The journey to Gulmarg is half the enchantment of reaching there-- roads bordered by rigid avenues of poplar give over to flat expanses of rice fields interspersed with picturesque villages. Depending on the season, nature's colours could be the translucent green of spring, summer's rich emerald, or autumn's golden hues, when scarlet chillies festoon windows of village homes. After Tangmarg, the climb to Gulmarg begins through fir-covered hillsides. At one point, known simply as View Point, travellers generally stop their vehicles for a few minutes and look out a spectacle of snow-covered mountains, almost within touching distance

 
Kashmir - Pahalgam

PAHALGAM - The Valley of Shepherds.

Situated at the confluence of the streams flowing from Sheshnag Lake and the Lidder river, Pahalgam (2,130 m) was once a humble shepherd's village with breathtaking views. Now it is Kashmir's premier resort, cool even during the height of summer when the maximum temperature does not exceed 250C. A number of hotels and lodges cater to all preferences and budgets, from luxurious hotels to unpretentious trekkers' lodges, including J&K TDC's huts.

 

Around Pahalgam are many places of interest, and because the resort is set between fairly steep hills, it is worth hiring a pony rather than walking. Pony fares are posted at prominent locations.

The most beautiful of these is the huge, undulating meadow of Baisaran, surrounded by thickly wooded forests of pine. Hajan, on the way to Chandanwari, is an idyllic spot for a picnic. Filmgoers will recognize it instantly as it has been the location of several movie scenes

 

SONAMARG - The Meadow of Gold.

The drive to Sonamarg is through the Sindh Valley which presents yet another spectacular facet of countryside in Kashmir. Situated at an altitude of 2730 m, Sonamarg (‘The meadow of gold’) has, as its backdrop, snowy mountains against a cerulean sky. The Sindh River that meanders through the valley abounds with trout and mahaseer. Ponies can be hired for the trip up to Thajiwas glacier, which is a major local attraction during the summer months.

Kashmir - Pahalgam
 

Sonamarg is the base of a major trek that passes along several mountain lakes –Vishansar, Kishansar, Gadsar, Satsar and Gangabal. Sonamarg is also the take off station for the drive to Ladakh across the Zojila, a major pass in the Great Himalayan Range, through which the Srinagar-Leh Road passes.

 
Kashmir - Amarnathji Yatra

Amarnathji Yatra - a journey into faith

"The Himalayan pilgrimages are the oldest organised travel system, evolved over time by Hindu sages and embodying the spirit of wander, adventure and spirituality"

One of the holy trinity, Shiva is a living god. The most ancient and sacred book of India, the Rig Veda evokes his presence in its hymns.
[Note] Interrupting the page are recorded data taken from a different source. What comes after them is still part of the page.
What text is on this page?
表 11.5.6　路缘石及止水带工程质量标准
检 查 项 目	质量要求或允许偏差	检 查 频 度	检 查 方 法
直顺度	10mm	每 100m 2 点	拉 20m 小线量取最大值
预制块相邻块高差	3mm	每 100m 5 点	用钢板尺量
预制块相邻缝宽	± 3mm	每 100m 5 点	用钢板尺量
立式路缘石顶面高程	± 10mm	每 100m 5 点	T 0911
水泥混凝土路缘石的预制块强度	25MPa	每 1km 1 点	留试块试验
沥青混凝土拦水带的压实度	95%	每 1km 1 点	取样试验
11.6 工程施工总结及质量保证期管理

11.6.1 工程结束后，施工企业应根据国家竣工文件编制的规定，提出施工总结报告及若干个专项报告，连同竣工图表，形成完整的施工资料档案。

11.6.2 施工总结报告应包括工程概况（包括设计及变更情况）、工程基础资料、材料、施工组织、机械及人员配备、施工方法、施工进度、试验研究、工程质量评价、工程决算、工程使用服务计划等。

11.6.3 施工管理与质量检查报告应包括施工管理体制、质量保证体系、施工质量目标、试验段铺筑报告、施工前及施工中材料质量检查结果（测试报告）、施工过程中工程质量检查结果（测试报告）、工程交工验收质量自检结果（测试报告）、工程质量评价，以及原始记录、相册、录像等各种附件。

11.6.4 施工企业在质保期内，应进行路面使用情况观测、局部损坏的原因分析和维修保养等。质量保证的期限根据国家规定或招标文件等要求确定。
Vedic myths, ritual and even astronomy testify to his existence from the dawn of time.

Shiva is known to have made his home in the Himalayas. He built no house nor shelter, not for himself or his bride. He was an ascetic, and yet married; he could be both for "he was the wild god sporting in the forest or taking his ease on a cloud."

 

Legend has it that Shiva recounted to Parvati the secret of creation in the Amarnathji cave. Unknown to them, a pair of mating pigeons eavesdropped on this conversation and having learned the secret, are reborn again and again, and have made the cave their eternal abode. Many pilgrims report seeing the pigeons-pair when they trek the arduous route to pay obeisance before the ice-lingam (the phallic symbol of Shiva).